An Instagram spokesperson explained that the company is currently “re-evaluating” its policies, and that, while it is doing so, it would “remove all effects from the [effects] gallery associated with plastic surgery, stop further approval of new effects like this and remove current effects if they’re reported to us.”
But this doesn’t appear to have been fully enforced. All of the filters I listed above, other than “Plastics” and “Fix Me”, are still available on Instagram, and are still being used by high-profile celebrities and influencers (not just hidden in the niches).

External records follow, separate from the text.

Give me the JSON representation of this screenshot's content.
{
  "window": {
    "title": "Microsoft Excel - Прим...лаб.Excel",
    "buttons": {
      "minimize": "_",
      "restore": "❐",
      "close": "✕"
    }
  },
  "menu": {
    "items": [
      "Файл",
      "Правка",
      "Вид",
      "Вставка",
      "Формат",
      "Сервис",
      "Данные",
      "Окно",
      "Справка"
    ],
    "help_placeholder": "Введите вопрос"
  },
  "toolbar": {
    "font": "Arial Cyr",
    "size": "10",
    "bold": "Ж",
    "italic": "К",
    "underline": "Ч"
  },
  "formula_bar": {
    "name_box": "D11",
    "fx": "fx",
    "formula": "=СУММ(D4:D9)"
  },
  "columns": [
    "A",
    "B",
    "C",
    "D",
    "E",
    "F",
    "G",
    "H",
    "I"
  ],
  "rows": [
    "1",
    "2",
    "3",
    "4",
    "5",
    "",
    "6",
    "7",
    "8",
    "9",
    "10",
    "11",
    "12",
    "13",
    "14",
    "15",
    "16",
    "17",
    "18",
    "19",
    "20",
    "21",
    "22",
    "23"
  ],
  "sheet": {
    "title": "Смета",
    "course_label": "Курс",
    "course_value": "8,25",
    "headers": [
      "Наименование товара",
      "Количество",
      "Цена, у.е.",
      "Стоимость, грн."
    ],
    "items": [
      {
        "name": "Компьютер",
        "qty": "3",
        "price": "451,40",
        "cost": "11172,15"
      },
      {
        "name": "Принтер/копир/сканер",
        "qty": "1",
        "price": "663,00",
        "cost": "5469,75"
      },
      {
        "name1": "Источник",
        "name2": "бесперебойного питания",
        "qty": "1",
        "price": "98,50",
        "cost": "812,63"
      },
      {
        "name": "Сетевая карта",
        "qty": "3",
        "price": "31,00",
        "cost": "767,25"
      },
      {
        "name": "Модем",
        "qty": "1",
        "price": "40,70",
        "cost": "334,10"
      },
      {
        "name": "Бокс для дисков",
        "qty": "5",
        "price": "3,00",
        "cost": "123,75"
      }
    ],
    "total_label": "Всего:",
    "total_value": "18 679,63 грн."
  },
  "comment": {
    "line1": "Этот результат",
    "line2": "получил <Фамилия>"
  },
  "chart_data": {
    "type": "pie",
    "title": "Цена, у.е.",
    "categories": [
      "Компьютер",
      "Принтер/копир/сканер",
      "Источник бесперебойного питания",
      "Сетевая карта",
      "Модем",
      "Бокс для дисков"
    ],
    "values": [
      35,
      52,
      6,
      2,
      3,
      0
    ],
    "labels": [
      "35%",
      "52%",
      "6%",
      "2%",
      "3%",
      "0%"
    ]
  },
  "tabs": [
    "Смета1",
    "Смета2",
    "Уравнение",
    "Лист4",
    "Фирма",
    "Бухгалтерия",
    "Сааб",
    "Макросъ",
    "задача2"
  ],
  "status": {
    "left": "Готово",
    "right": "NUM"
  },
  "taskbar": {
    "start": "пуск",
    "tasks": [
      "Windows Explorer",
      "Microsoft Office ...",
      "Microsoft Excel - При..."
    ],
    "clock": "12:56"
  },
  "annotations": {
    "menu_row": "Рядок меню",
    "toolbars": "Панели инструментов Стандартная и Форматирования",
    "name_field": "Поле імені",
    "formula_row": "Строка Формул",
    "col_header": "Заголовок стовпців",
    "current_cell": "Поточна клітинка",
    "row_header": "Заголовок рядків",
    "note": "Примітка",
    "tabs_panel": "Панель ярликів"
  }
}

And not only that, these filters aren’t just being found through random searches and from seeing other people use them, but are coming up as suggested filters when you open up Instagram’s effects.
“We’re definitely in a time where the research is pretty clear about the negative impacts of idealised media and there’s a lot of research now showing that with Instagram, Facebook, and other digital platforms,” Atkinson says. “Those media outlets and big businesses have to show corporate responsibility in recognising that there are negative consequences and doing what they need to and what they can do to reduce that.”
“The problem with filters is that they all serve to conform or reinforce this idea of what we should be trying to achieve. So really whether it says on it ‘cosmetic’ or ‘plastic surgery’ in the filter name or not, what you’re putting out in the world and what other people are seeing is this idealised version of beauty and it becomes very hard for people to live in a world where they’re constantly seeing these perfect images.
“It’s not enough to just plead ignorance.”